Suyunun sıcaklığı ortalama 38 derece olan Mavi Lagün, jeotermal bir kaplıca. Şehri ziyaret edenleri romantik görünümüyle büyüleyen Lagün’ün sularının mavi renkte olmasının nedeni, suyun içinde bulunan silika mineralleri… Silis ve kükürt gibi minerallerin bolca bulunduğu bu kaplıca, özellikle sedef gibi cilt hastalığı yaşayanların da uğrak noktası. Mavi Lagün’e ulaşmak için yürünmesi gereken yol ise volkanik kayalardan oluşan eşsiz bir atmosfere sahip.
Reykjavik’in kuruluşunun 200. yıl dönümü şerefine düzenlenen heykel yarışmasında birinci olan Solfar Heykeli, Atlas Okyanusu’ndaki Seabraut Yolu’nda sergileniyor. Eser, İzlandalıların geçmişteki keşfedilmemiş bölge vaadine, umuduna ve özgürlük rüyasına gönderme yapıyor. Bir rüya teknesi veya güneşe övgü olarak sembolize edilen heykelin sanatçısı ise Jon Gunnar Arnason.
Reykjavik’te bir kültür merkezi olan Perlan, kentin en önemli yapılarından biri. Sergi ve konserlerin düzenlendiği yapıda, jeotermal sıcak su bulunan altı büyük tank bulunuyor. İlk açıldığında sıcak su saklama alanı olarak kullanılan Perlan, 1991’de halka açık bir tesise dönüştürülmüş. Binada, İzlanda yaşam tarzını yansıtan bir müze de bulunuyor.
Bir açık hava müzesi olan Reykjavik Kent Müzesi, İzlandalılar hakkında bilgi edinmek isteyenlerin adresi. 18. yüzyılda kentin yeniden planlanması sonucunda eski evleri yıkmak yerine bu açık hava müzesine taşımayı tercih eden kent sakinleri, bu sayede hem kültürlerine dair ögeleri korumuş hem de eskiyi yok etmeden modern bir şehrin kurulmasını sağlamışlar.
2011’de açılan Harpa, kentin konferans ve konser etkinliklerine ev sahipliği yapıyor.

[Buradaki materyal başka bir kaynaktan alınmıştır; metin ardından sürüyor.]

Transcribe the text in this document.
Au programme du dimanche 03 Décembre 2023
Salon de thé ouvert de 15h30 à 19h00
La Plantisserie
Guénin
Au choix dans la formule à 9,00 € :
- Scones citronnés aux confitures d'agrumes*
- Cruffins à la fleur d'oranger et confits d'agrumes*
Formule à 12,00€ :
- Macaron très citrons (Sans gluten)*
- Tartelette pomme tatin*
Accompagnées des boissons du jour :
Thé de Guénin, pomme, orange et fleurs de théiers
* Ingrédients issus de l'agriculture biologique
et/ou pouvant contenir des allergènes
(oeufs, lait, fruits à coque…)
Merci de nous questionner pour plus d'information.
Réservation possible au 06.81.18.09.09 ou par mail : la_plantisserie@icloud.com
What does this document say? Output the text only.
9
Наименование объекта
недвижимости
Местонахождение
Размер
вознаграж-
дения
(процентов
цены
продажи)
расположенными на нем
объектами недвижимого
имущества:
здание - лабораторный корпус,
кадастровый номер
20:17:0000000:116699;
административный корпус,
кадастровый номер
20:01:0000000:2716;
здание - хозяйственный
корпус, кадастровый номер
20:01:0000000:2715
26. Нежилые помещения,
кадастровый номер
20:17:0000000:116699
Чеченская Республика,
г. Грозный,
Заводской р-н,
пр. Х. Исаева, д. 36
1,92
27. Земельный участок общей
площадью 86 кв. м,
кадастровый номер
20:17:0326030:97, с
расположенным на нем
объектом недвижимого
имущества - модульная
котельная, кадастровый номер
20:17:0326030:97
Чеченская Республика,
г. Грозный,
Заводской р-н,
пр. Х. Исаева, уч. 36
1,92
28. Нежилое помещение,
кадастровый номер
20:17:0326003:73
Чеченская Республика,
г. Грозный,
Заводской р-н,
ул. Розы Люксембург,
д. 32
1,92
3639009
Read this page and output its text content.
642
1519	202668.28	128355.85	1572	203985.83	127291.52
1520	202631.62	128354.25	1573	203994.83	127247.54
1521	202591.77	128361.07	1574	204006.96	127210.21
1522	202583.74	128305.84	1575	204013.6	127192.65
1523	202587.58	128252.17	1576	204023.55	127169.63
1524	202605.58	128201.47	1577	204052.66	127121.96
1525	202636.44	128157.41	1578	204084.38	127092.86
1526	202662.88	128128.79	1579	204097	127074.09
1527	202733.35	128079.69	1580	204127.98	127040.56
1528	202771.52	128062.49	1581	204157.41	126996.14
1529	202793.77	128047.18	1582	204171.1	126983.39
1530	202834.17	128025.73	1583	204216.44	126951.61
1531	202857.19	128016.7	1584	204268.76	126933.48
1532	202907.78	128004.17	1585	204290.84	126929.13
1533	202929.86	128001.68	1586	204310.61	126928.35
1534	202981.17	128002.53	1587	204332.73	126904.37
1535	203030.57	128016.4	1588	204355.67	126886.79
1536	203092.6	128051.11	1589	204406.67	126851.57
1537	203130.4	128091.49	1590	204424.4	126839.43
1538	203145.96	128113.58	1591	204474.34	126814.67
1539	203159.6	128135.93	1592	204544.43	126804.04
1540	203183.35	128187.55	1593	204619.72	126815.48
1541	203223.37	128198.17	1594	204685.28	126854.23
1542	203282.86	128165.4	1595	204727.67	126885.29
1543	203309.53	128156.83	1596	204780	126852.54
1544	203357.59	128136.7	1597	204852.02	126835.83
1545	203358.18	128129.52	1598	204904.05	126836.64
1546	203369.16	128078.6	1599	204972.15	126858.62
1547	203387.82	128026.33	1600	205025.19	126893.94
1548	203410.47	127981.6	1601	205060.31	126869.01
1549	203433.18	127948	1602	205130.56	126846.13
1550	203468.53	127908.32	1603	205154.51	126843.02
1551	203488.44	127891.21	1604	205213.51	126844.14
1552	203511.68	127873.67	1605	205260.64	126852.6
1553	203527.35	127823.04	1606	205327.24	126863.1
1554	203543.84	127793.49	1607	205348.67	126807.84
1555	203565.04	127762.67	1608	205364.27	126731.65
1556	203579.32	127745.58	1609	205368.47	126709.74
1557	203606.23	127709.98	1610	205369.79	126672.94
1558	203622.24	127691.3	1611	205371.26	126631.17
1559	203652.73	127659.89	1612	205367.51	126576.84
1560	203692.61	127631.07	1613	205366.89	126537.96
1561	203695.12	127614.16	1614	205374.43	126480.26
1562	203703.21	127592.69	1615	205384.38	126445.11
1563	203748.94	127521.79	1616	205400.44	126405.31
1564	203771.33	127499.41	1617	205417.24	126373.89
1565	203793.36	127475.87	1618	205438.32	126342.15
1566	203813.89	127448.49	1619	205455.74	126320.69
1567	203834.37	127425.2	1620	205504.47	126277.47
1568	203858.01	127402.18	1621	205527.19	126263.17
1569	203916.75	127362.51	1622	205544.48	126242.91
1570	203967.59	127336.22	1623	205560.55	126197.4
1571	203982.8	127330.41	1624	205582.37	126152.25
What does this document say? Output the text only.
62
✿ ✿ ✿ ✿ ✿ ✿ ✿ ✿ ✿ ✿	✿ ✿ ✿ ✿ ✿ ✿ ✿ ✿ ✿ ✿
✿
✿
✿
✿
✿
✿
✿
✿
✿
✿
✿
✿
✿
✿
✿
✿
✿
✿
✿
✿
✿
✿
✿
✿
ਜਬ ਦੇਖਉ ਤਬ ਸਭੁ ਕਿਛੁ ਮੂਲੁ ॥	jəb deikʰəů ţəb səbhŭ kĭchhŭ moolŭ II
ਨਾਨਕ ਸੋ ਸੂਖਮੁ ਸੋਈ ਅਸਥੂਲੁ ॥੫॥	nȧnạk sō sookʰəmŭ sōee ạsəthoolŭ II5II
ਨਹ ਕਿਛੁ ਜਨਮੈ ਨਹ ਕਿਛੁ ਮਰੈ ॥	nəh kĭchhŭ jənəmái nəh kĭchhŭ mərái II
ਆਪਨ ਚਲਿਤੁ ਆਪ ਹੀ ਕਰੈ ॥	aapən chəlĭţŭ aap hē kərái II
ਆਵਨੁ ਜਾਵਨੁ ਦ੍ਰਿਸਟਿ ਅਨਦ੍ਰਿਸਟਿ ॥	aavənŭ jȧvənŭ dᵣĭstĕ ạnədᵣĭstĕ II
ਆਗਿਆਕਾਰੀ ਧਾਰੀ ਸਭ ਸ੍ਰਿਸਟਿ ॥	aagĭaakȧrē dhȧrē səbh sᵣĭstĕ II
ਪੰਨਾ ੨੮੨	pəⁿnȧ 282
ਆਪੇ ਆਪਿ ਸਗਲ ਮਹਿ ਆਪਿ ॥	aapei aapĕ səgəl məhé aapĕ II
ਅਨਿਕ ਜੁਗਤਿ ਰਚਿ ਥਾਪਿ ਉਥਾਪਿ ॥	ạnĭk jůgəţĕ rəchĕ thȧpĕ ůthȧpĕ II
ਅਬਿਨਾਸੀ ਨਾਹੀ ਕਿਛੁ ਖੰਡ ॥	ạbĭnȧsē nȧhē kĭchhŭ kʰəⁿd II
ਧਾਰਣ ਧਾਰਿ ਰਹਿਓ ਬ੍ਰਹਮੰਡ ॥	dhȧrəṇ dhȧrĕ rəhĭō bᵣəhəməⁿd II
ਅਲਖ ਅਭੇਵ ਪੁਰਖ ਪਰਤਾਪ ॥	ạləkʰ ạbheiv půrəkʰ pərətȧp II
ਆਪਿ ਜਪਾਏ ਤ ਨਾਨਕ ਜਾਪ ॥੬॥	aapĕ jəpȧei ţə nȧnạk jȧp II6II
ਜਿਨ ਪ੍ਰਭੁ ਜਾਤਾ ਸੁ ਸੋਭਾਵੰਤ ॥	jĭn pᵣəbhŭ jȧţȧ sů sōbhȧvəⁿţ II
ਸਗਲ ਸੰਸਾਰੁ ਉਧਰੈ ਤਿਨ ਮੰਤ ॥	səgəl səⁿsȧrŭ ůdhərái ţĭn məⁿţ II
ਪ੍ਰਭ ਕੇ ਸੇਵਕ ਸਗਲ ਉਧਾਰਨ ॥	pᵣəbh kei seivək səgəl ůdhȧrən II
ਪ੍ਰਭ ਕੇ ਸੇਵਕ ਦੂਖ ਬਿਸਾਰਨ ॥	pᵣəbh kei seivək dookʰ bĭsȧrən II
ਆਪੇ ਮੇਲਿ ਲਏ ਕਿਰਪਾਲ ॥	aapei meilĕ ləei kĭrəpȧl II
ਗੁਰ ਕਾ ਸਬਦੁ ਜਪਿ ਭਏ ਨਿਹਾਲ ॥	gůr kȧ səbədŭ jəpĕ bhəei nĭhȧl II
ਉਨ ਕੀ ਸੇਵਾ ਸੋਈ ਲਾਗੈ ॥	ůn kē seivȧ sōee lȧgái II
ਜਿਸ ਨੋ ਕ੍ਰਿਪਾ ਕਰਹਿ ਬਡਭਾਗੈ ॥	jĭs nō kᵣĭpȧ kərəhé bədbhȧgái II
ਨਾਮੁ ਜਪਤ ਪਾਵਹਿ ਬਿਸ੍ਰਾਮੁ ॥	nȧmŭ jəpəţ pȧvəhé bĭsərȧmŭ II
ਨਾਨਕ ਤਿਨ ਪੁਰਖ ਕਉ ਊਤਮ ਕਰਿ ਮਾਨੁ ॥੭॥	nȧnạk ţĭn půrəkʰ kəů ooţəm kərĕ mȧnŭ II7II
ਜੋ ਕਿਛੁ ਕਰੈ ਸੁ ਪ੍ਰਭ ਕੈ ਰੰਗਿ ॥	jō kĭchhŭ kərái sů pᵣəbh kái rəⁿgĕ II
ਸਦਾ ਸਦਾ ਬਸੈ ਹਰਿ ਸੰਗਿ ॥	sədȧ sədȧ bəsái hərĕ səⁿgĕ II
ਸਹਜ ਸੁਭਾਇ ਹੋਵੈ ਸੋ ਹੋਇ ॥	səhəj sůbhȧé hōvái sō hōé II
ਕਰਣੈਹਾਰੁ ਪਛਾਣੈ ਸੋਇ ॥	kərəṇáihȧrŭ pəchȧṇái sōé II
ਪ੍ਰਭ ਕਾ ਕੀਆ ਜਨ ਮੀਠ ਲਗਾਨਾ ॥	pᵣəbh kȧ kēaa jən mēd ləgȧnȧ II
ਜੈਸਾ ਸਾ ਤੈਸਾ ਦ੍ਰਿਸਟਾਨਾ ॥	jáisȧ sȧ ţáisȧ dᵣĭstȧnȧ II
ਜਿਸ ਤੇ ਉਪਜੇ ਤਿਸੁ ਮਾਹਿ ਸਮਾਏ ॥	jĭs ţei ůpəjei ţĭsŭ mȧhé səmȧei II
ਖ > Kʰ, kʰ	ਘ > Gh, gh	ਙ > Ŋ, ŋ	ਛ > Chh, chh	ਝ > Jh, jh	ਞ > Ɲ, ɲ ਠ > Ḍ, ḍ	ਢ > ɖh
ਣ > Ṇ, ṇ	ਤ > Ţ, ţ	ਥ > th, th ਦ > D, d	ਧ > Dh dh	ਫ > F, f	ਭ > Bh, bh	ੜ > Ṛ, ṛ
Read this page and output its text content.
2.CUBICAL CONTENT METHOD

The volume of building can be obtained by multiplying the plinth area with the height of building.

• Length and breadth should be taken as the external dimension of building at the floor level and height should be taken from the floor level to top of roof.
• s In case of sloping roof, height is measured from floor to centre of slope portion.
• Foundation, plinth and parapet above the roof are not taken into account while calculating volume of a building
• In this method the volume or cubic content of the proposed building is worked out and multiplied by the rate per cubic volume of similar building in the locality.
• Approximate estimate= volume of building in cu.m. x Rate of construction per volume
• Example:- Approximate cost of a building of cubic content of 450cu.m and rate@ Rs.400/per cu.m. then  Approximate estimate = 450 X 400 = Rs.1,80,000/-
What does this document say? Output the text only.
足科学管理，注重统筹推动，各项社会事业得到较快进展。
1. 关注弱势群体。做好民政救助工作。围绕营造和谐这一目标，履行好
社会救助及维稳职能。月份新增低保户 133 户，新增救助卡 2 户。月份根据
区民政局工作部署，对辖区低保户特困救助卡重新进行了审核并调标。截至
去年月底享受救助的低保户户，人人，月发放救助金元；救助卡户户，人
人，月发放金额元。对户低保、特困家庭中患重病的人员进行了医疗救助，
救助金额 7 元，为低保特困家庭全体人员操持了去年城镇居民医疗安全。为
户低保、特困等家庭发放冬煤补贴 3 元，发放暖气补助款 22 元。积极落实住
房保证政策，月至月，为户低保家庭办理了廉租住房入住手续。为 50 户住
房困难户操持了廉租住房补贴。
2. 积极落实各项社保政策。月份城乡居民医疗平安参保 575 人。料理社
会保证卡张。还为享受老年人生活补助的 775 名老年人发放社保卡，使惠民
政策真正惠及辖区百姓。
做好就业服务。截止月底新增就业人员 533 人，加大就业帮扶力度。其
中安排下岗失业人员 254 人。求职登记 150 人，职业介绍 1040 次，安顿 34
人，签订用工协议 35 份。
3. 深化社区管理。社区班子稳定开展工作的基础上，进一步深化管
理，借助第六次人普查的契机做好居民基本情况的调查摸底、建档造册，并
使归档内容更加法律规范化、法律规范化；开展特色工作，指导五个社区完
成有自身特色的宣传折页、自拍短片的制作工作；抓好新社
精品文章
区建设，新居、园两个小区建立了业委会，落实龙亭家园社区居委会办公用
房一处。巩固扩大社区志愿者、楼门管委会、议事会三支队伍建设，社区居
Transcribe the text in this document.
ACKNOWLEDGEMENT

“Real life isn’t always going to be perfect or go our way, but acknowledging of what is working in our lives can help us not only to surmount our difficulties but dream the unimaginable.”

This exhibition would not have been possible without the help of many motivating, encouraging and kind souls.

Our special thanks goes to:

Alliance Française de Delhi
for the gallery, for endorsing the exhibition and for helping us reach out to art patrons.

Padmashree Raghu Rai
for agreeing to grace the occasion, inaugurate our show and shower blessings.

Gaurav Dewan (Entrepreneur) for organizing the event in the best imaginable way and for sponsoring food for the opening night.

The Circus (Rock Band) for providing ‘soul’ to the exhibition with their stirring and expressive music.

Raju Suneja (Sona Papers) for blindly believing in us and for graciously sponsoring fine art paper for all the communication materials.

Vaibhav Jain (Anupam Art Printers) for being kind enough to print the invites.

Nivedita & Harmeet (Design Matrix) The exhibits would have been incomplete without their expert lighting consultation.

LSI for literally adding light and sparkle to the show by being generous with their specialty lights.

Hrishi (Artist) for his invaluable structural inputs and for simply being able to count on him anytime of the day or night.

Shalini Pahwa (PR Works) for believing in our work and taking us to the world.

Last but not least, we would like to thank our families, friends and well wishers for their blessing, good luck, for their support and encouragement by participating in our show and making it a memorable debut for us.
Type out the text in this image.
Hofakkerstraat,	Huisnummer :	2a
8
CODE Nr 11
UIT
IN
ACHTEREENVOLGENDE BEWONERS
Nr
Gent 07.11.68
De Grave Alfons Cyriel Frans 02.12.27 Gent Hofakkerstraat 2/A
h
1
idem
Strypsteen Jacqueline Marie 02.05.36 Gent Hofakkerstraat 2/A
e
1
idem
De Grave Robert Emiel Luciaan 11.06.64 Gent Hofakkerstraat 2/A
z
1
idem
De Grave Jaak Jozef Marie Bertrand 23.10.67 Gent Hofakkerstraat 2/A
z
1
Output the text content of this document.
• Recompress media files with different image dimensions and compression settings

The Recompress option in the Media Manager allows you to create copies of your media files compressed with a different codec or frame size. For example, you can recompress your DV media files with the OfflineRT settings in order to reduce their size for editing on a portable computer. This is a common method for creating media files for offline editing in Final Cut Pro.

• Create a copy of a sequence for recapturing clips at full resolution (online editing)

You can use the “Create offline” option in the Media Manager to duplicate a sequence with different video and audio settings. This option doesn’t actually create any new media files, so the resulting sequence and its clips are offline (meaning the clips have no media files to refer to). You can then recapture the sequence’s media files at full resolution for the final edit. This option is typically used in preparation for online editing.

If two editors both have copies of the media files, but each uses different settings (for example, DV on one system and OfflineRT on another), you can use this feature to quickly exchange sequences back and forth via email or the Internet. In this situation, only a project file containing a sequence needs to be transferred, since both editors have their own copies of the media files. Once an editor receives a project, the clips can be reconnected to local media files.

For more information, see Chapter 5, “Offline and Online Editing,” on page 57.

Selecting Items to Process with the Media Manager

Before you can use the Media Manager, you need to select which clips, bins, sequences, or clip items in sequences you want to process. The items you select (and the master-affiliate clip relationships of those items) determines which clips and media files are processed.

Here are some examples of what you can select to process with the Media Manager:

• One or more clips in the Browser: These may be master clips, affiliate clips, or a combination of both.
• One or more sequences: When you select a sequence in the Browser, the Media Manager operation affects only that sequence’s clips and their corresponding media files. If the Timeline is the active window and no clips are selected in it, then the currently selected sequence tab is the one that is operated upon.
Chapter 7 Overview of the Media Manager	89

Aynı zamanda bu mekân, müzikseverlerin de her sene buluştuğu önemli bir yer. Çünkü İzlanda’da Uluslararası Caz Günü, Harpa Konser Salonu’nda düzenleniyor ve dünyanın her noktasından müzisyenler performansını burada sergiliyor. Şehrin kültürel ve sosyal yaşam merkezi olan Harpa, göz alıcı mimarisinde kullanılan çelik çerçeveler ve cam paneller ile asimetrik bir görüntü oluşturuyor.
Reykjavik’in geçmişi hakkında bilgi edinmek isteyenlerin adresi olan Arbaer, kasaba meydanını, köyü ve çiftliği oluşturan 20’den fazla binadan oluşan bir açık hava müzesi. Binaların çoğu Reykjavik şehir merkezinden taşınmış. 1957’ye kadar bir çiftlik olarak kullanılan müzede etnografik eserler ve eski model arabalar da sergileniyor.